Dari beberapa hikmah di atas, semoga bisa memberikan satu pemahaman bahwa diperintahkannya
sholat atas umat Islam pada hakikatnya adalah untuk kepentingan manusia sendiri sebagai khalifah Allah,
wakil Allah yang harus mencerminkan sifat mulia al-Kariim dan sekali-kali bukan sifat syaitani yang keji dan
munkar.

BAB III
PENUTUP
A. Kesimpulan
Shalat adalah ibadah yang langsung diperintahkan oleh Allah sendiri dengan memanggil (nimbali)
Rasulullah dihadapannya.

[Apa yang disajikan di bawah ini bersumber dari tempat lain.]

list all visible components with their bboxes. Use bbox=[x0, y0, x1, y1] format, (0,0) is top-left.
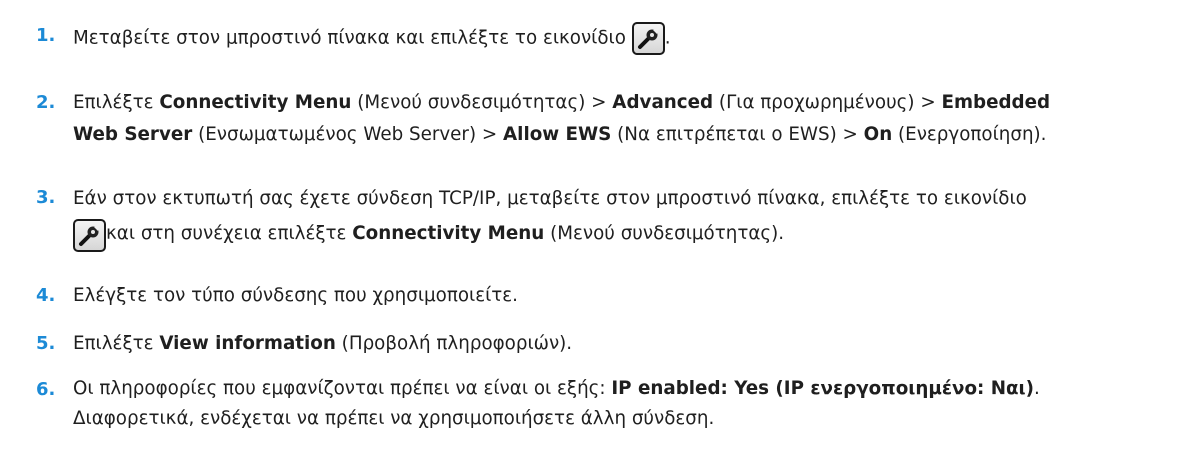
step-number: 4. bbox=[36, 285, 56, 306]
bold-term: IP enabled: Yes (IP ενεργοποιημένο: Ναι) bbox=[611, 378, 1035, 399]
step-text: Επιλέξτε Connectivity Menu (Μενού συνδεσ… bbox=[73, 92, 1051, 145]
bold-term: Connectivity Menu bbox=[352, 223, 545, 244]
bold-term: Web Server bbox=[73, 124, 193, 145]
step-number: 1. bbox=[36, 25, 56, 46]
step-number: 5. bbox=[36, 333, 56, 354]
bold-term: On bbox=[863, 124, 893, 145]
step-number: 6. bbox=[36, 379, 56, 400]
step-text: Επιλέξτε View information (Προβολή πληρο… bbox=[73, 333, 573, 354]
step-text: Ελέγξτε τον τύπο σύνδεσης που χρησιμοποι… bbox=[73, 285, 518, 306]
wrench-icon bbox=[631, 22, 665, 55]
bold-term: View information bbox=[159, 333, 336, 354]
step-number: 2. bbox=[36, 92, 56, 113]
step-text: Μεταβείτε στον μπροστινό πίνακα και επιλ… bbox=[73, 22, 1196, 55]
bold-term: Connectivity Menu bbox=[159, 92, 352, 113]
step-number: 3. bbox=[36, 187, 56, 208]
step-text: Εάν στον εκτυπωτή σας έχετε σύνδεση TCP/… bbox=[73, 182, 1196, 252]
wrench-icon bbox=[73, 219, 106, 252]
bold-term: Embedded bbox=[941, 92, 1051, 113]
bold-term: Advanced bbox=[612, 92, 714, 113]
bold-term: Allow EWS bbox=[503, 124, 612, 145]
step-text: Οι πληροφορίες που εμφανίζονται πρέπει ν… bbox=[73, 378, 1040, 429]
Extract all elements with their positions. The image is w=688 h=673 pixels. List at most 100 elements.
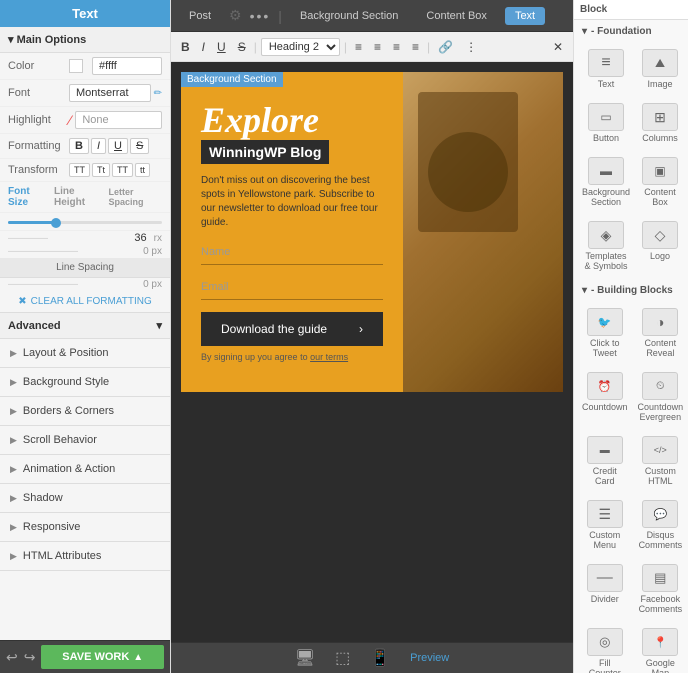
transform-label: Transform bbox=[8, 164, 63, 176]
block-columns[interactable]: Columns bbox=[636, 97, 684, 149]
shadow-arrow-icon: ▶ bbox=[10, 493, 17, 504]
block-fill-counter[interactable]: Fill Counter bbox=[578, 622, 632, 673]
font-size-slider-area[interactable] bbox=[0, 213, 170, 231]
block-image[interactable]: Image bbox=[636, 43, 684, 95]
shadow-item: ▶ Shadow bbox=[0, 484, 170, 513]
transform-upper-button[interactable]: TT bbox=[112, 163, 133, 177]
line-height-label[interactable]: Line Height bbox=[54, 186, 101, 208]
bg-section-tab[interactable]: Background Section bbox=[290, 7, 408, 25]
link-btn[interactable]: 🔗 bbox=[434, 38, 457, 56]
settings-icon[interactable]: ⚙ bbox=[229, 7, 242, 24]
disqus-block-label: Disqus Comments bbox=[638, 530, 684, 550]
background-style-header[interactable]: ▶ Background Style bbox=[0, 368, 170, 396]
left-panel: Text ▾ Main Options Color #ffff Font Mon… bbox=[0, 0, 171, 673]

Inti dari Shalat sendiri ialah sebagai media seorang hamba beribadah kepada Allah
S.W.T.
Hukum shalat lima waktu adalah Fardhu ‘ain dikarenakan itu yang sudah difardlukan, bahwa jika ada
orang yang terang-terangan tidak melaksanakan shalat lima waktu tanpa adanya udzur syar’i dikategorikan
sebagai orang yang kufur.
Tata cara pelaksanaan shalat atau biasa disebut rukun shalat itu bertahap-tahap dan apabila
meninggalkan salah satu rukun shalat tersebut maka shalatnya dihukumi batal.
Hikmah dari shalat sebenarnya ada banyak namun karena keterbatasan dari penulis sendiri maka tidak
banyak yang bisa penulis sampaikan salah satunya untuk mencegah perbuatan keji dan munkar.
Dan maksud diperintahkannya shalat antara lain adalah untuk belajar sabar, istiqomah, dan disiplin.